En octobre 1971, Paris offrait à Francis Bacon la consécration qu’il attendait : une exposition rétrospective au Grand Palais. Il l’avait éminemment souhaité, dans le lieu qui avait célébré, cinq ans plus tôt, Picasso qu’il admirait, notamment, dira-t-il, parce que ce dernier fait ressortir la brutalité de la vie. Ce rendez-vous, Bacon l’avait intensément préparé. Il avait même, non pas reproduit, mais réinventé pour l’occasion certaines de ses toiles antérieures. Et il s’était investi profondément dans l’accrochage de cette exposition. Ce qui devait être une fête fut une tragédie. Deux jours avant le vernissage, son compagnon George Dyer se suicidait avec des barbituriques, dans leur chambre de l’hôtel des Saints-Pères. La mort faisait irruption de la manière la plus violente et la plus tragique dans l’œuvre et la vie du peintre.

Tel est le point de départ incontournable de l’exposition proposée par Didier Ottinger, à Beaubourg[1]. Cette date de 1971 marque un tournant. Les quelques tableaux plus anciens présentés cette année, cinq en tout et pour tout, permettent d’en prendre la mesure : la touche n’est pas la même. Le peintre n’a rien perdu de sa force, de sa détermination, de sa hargne même, mais son rapport à la toile est moins brut – ou rough, pour prendre ce mot anglais dont la sonorité est plus expressive.

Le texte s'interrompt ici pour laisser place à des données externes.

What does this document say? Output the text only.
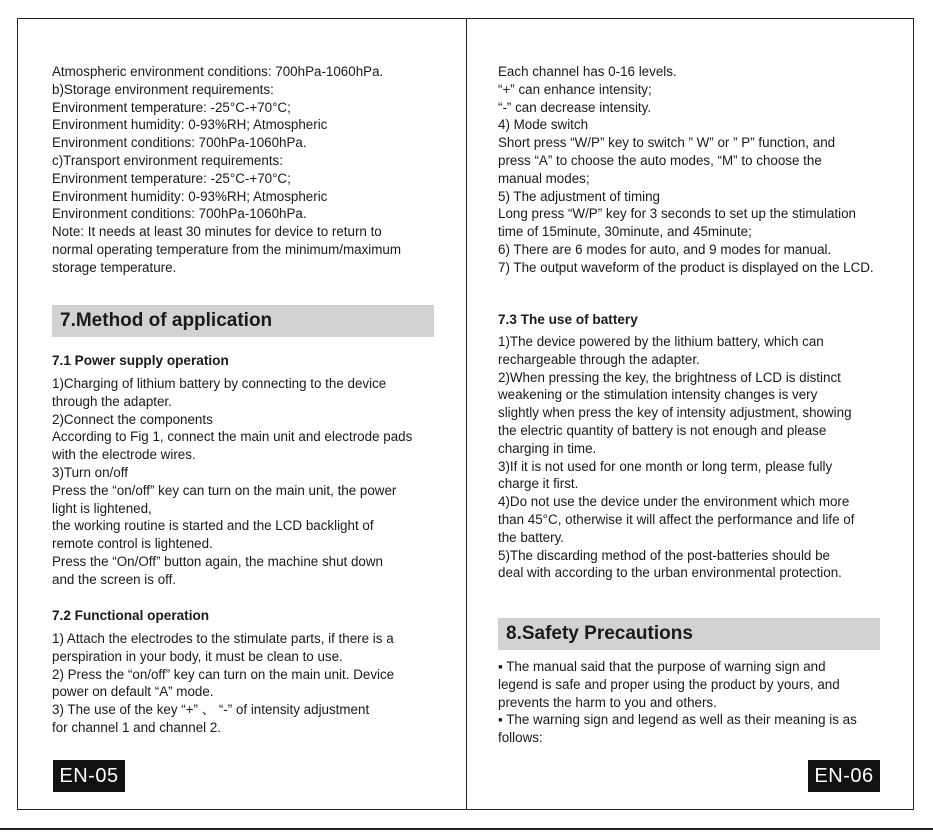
Atmospheric environment conditions: 700hPa-1060hPa.
b)Storage environment requirements:
Environment temperature: -25°C-+70°C;
Environment humidity: 0-93%RH; Atmospheric
Environment conditions: 700hPa-1060hPa.
c)Transport environment requirements:
Environment temperature: -25°C-+70°C;
Environment humidity: 0-93%RH; Atmospheric
Environment conditions: 700hPa-1060hPa.
Note: It needs at least 30 minutes for device to return to
normal operating temperature from the minimum/maximum
storage temperature.
7.Method of application
7.1 Power supply operation
1)Charging of lithium battery by connecting to the device
through the adapter.
2)Connect the components
According to Fig 1, connect the main unit and electrode pads
with the electrode wires.
3)Turn on/off
Press the “on/off” key can turn on the main unit, the power
light is lightened,
the working routine is started and the LCD backlight of
remote control is lightened.
Press the “On/Off” button again, the machine shut down
and the screen is off.
7.2 Functional operation
1) Attach the electrodes to the stimulate parts, if there is a
perspiration in your body, it must be clean to use.
2) Press the “on/off” key can turn on the main unit. Device
power on default “A” mode.
3) The use of the key “+” 、 “-” of intensity adjustment
for channel 1 and channel 2.
EN-05
Each channel has 0-16 levels.
“+” can enhance intensity;
“-” can decrease intensity.
4) Mode switch
Short press “W/P” key to switch ” W” or ” P” function, and
press “A” to choose the auto modes, “M” to choose the
manual modes;
5) The adjustment of timing
Long press “W/P” key for 3 seconds to set up the stimulation
time of 15minute, 30minute, and 45minute;
6) There are 6 modes for auto, and 9 modes for manual.
7) The output waveform of the product is displayed on the LCD.
7.3 The use of battery
1)The device powered by the lithium battery, which can
rechargeable through the adapter.
2)When pressing the key, the brightness of LCD is distinct
weakening or the stimulation intensity changes is very
slightly when press the key of intensity adjustment, showing
the electric quantity of battery is not enough and please
charging in time.
3)If it is not used for one month or long term, please fully
charge it first.
4)Do not use the device under the environment which more
than 45°C, otherwise it will affect the performance and life of
the battery.
5)The discarding method of the post-batteries should be
deal with according to the urban environmental protection.
8.Safety Precautions
▪ The manual said that the purpose of warning sign and
legend is safe and proper using the product by yours, and
prevents the harm to you and others.
▪ The warning sign and legend as well as their meaning is as
follows:
EN-06
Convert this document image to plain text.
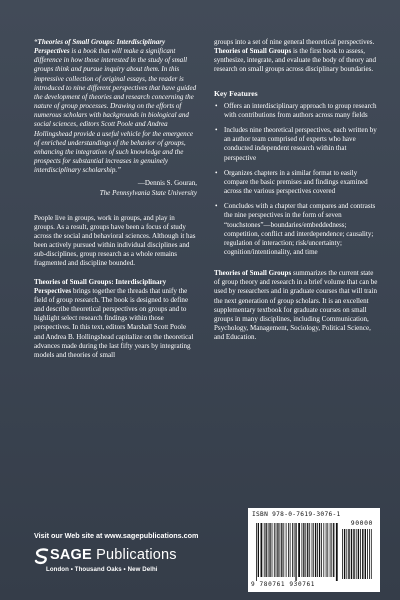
“Theories of Small Groups: Interdisciplinary Perspectives is a book that will make a significant difference in how those interested in the study of small groups think and pursue inquiry about them. In this impressive collection of original essays, the reader is introduced to nine different perspectives that have guided the development of theories and research concerning the nature of group processes. Drawing on the efforts of numerous scholars with backgrounds in biological and social sciences, editors Scott Poole and Andrea Hollingshead provide a useful vehicle for the emergence of enriched understandings of the behavior of groups, enhancing the integration of such knowledge and the prospects for substantial increases in genuinely interdisciplinary scholarship.”

—Dennis S. Gouran,
The Pennsylvania State University

People live in groups, work in groups, and play in groups. As a result, groups have been a focus of study across the social and behavioral sciences. Although it has been actively pursued within individual disciplines and sub-disciplines, group research as a whole remains fragmented and discipline bounded.

Theories of Small Groups: Interdisciplinary Perspectives brings together the threads that unify the field of group research. The book is designed to define and describe theoretical perspectives on groups and to highlight select research findings within those perspectives. In this text, editors Marshall Scott Poole and Andrea B. Hollingshead capitalize on the theoretical advances made during the last fifty years by integrating models and theories of small

groups into a set of nine general theoretical perspectives. Theories of Small Groups is the first book to assess, synthesize, integrate, and evaluate the body of theory and research on small groups across disciplinary boundaries.

Key Features
• Offers an interdisciplinary approach to group research with contributions from authors across many fields
• Includes nine theoretical perspectives, each written by an author team comprised of experts who have conducted independent research within that perspective
• Organizes chapters in a similar format to easily compare the basic premises and findings examined across the various perspectives covered
• Concludes with a chapter that compares and contrasts the nine perspectives in the form of seven “touchstones”—boundaries/embeddedness; competition, conflict and interdependence; causality; regulation of interaction; risk/uncertainty; cognition/intentionality, and time

Theories of Small Groups summarizes the current state of group theory and research in a brief volume that can be used by researchers and in graduate courses that will train the next generation of group scholars. It is an excellent supplementary textbook for graduate courses on small groups in many disciplines, including Communication, Psychology, Management, Sociology, Political Science, and Education.

Visit our Web site at www.sagepublications.com
SAGE Publications
London • Thousand Oaks • New Delhi
ISBN 978-0-7619-3076-1
90000
9 780761 930761
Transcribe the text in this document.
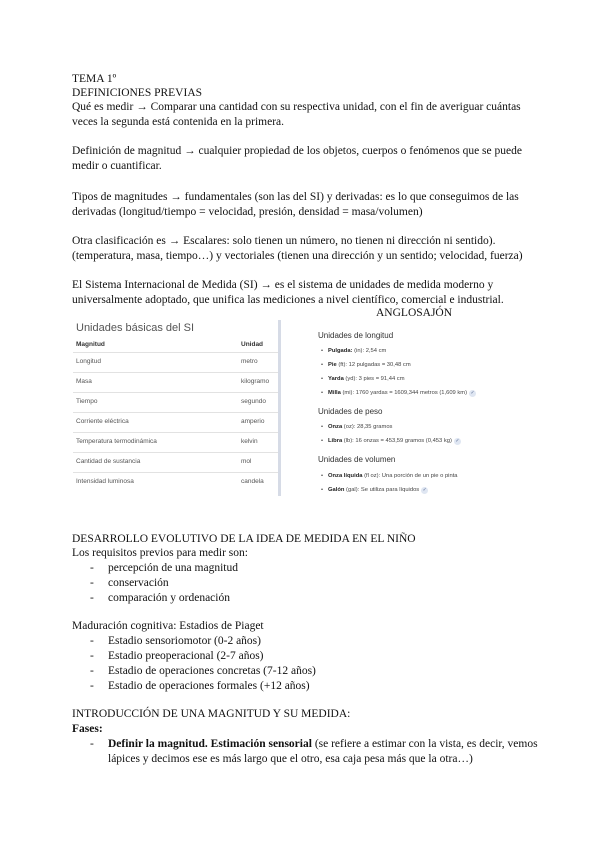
TEMA 1º
DEFINICIONES PREVIAS
Qué es medir → Comparar una cantidad con su respectiva unidad, con el fin de averiguar cuántas veces la segunda está contenida en la primera.
Definición de magnitud → cualquier propiedad de los objetos, cuerpos o fenómenos que se puede medir o cuantificar.
Tipos de magnitudes → fundamentales (son las del SI) y derivadas: es lo que conseguimos de las derivadas (longitud/tiempo = velocidad, presión, densidad = masa/volumen)
Otra clasificación es → Escalares: solo tienen un número, no tienen ni dirección ni sentido). (temperatura, masa, tiempo…) y vectoriales (tienen una dirección y un sentido; velocidad, fuerza)
El Sistema Internacional de Medida (SI) → es el sistema de unidades de medida moderno y universalmente adoptado, que unifica las mediciones a nivel científico, comercial e industrial.
ANGLOSAJÓN
Unidades básicas del SI
Magnitud	Unidad
Longitud	metro
Masa	kilogramo
Tiempo	segundo
Corriente eléctrica	amperio
Temperatura termodinámica	kelvin
Cantidad de sustancia	mol
Intensidad luminosa	candela
Unidades de longitud
• Pulgada: (in): 2,54 cm
• Pie (ft): 12 pulgadas = 30,48 cm
• Yarda (yd): 3 pies = 91,44 cm
• Milla (mi): 1760 yardas = 1609,344 metros (1,609 km) ✓
Unidades de peso
• Onza (oz): 28,35 gramos
• Libra (lb): 16 onzas = 453,59 gramos (0,453 kg) ✓
Unidades de volumen
• Onza líquida (fl oz): Una porción de un pie o pinta
• Galón (gal): Se utiliza para líquidos ✓
DESARROLLO EVOLUTIVO DE LA IDEA DE MEDIDA EN EL NIÑO
Los requisitos previos para medir son:
- percepción de una magnitud
- conservación
- comparación y ordenación
Maduración cognitiva: Estadios de Piaget
- Estadio sensoriomotor (0-2 años)
- Estadio preoperacional (2-7 años)
- Estadio de operaciones concretas (7-12 años)
- Estadio de operaciones formales (+12 años)
INTRODUCCIÓN DE UNA MAGNITUD Y SU MEDIDA:
Fases:
- Definir la magnitud. Estimación sensorial (se refiere a estimar con la vista, es decir, vemos
lápices y decimos ese es más largo que el otro, esa caja pesa más que la otra…)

Son approche est plus cristalline, plus fine – on voudrait dire plus légère, mais la légèreté n’est pas vraiment le fond de l’œuvre de Bacon, à moins de l’entendre comme Kundera, comme une insoutenable légèreté. Et ce n’est pas la moindre des réussites de l’exposition que de déployer ce paradoxe, cette contradiction entre l’art, la technique et le sujet (on ne dira pas le propos, parce que l’on peut douter que Bacon ait souhaité «  tenir un propos  » et encore moins un discours).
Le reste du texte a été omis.